The Plague Part 1, Chapter 4 Summary

  • Rieux calls up his colleague Dr. Richard again, who reports that his sick patients seem to get momentarily better (that’s what "convalescence" means, if you’re actually reading your book) right before they die. Tricky.
  • Alarmed, Rieux suggests they quarantine the sick, but Richard says that isn’t up to him – it’s up to the Prefect.
  • Meanwhile, the weather has taken a turn for the worse. There are torrential downpours followed by hot, muggy heat. The sea appears different and hurts to look at.
  • As usual, everyone feels terrible except for Rieux’s old Spaniard patient. He thinks this is great weather for his asthma.
  • Maybe it’s the heat, maybe it’s an impending plague, but the whole town seems to be running a temperature.
  • Rieux drives to Faidherbe to answer questions about Cottard’s attempted suicide. There, Grand informs him that the morning after the hanging business, Cottard still had pains in his head (and, presumably, a killer crick in the neck).
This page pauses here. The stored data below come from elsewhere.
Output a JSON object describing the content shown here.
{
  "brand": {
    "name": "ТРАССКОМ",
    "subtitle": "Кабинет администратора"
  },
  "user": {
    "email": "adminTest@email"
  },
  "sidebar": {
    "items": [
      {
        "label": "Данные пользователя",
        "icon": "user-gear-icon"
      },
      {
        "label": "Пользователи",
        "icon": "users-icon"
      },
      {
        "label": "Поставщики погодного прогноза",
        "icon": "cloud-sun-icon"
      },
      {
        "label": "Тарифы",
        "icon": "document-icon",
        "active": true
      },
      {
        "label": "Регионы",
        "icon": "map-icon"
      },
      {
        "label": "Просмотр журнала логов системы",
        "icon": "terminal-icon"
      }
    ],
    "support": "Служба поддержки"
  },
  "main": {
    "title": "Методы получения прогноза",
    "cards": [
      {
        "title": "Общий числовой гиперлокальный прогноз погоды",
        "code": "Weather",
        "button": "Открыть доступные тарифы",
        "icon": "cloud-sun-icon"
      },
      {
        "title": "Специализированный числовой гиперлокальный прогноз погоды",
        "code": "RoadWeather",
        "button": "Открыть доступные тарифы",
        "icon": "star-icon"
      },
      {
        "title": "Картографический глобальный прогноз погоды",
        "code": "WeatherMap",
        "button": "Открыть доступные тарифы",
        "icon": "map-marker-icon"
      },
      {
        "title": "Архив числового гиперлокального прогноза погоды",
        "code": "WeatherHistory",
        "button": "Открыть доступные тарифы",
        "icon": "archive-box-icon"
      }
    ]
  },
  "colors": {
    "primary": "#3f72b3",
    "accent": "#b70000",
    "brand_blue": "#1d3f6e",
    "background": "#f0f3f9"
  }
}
  • Grand doesn’t totally understand the odd bird that is Cottard. He reveals that the red chalk actually came from him (Grand), as he had purchased it to brush up on his Latin, which will help him better understand French. Cottard had asked to borrow the chalk.
  • The inspector finally shows up, and Grand is obviously anxious about using the right words to express what he means (which, incidentally, is one of the reasons he wanted to learn Latin).
  • He reports that he gave Cottard a match yesterday, which we think sounds like a bad thing to give to a suicidal man.
  • Grand adds that Cottard was always eager to chat, but that he (Grand) was too busy with his own "private work" to take five minutes and ease the solitude of his neighbor.
  • Enough with all this chit-chat. The men go to visit Cottard.
  • On entering the man’s bedroom, Rieux concludes that Grand’s description of Cottard having some sort of "secret grief" does indeed seem accurate. Cottard really doesn’t want to see the policeman.
  • Tough noogies. The inspector calls Cottard annoying to his face and can’t get much out of the man as to why he tried to kill himself. But Cottard does assure everyone that he doesn’t intend on doing it again.
  • With that visit over, Rieux is free to again ruminate on the weather and visit his patients who have swollen ganglia. (Ganglia are basically just nerve tissue; if you have swollen ganglia, you might have a big bump somewhere on your body, as the concierge did at the base of his neck.)
  • So swollen, in fact, that they keep bursting open. Grosser still.
  • Doctors Rieux, Richard, and Castel finally get together and compare notes on their patients. Turns out, there are a lot more dead people than anyone had thought.
  • In fact, Dr. Rieux decides to finally call a horse a horse. He knows what this is. In his brilliant, educated, knowledgeable glory, he comes to the staggering and awesome conclusion that this…is….the plague.
  • The other doctors concur that the public response will be that the plague has "vanished" from Europe.
  • (And yet another Historical Context Lesson: "The plague" plagued Europe from the 1300s to the 1700s. Indeed, the plague was carried by rats and involved large, pus-infused, swellings. In other words, Rieux sounds very, very correct.)
  • In response to Dr. Castel’s repeat of the popular belief that plague has "vanished," Rieux says he doesn’t really know what that word means.
  • There’s a hint of the plague’s recurring "in Paris, twenty years ago," which means, actually, no one really knows what "vanish" means.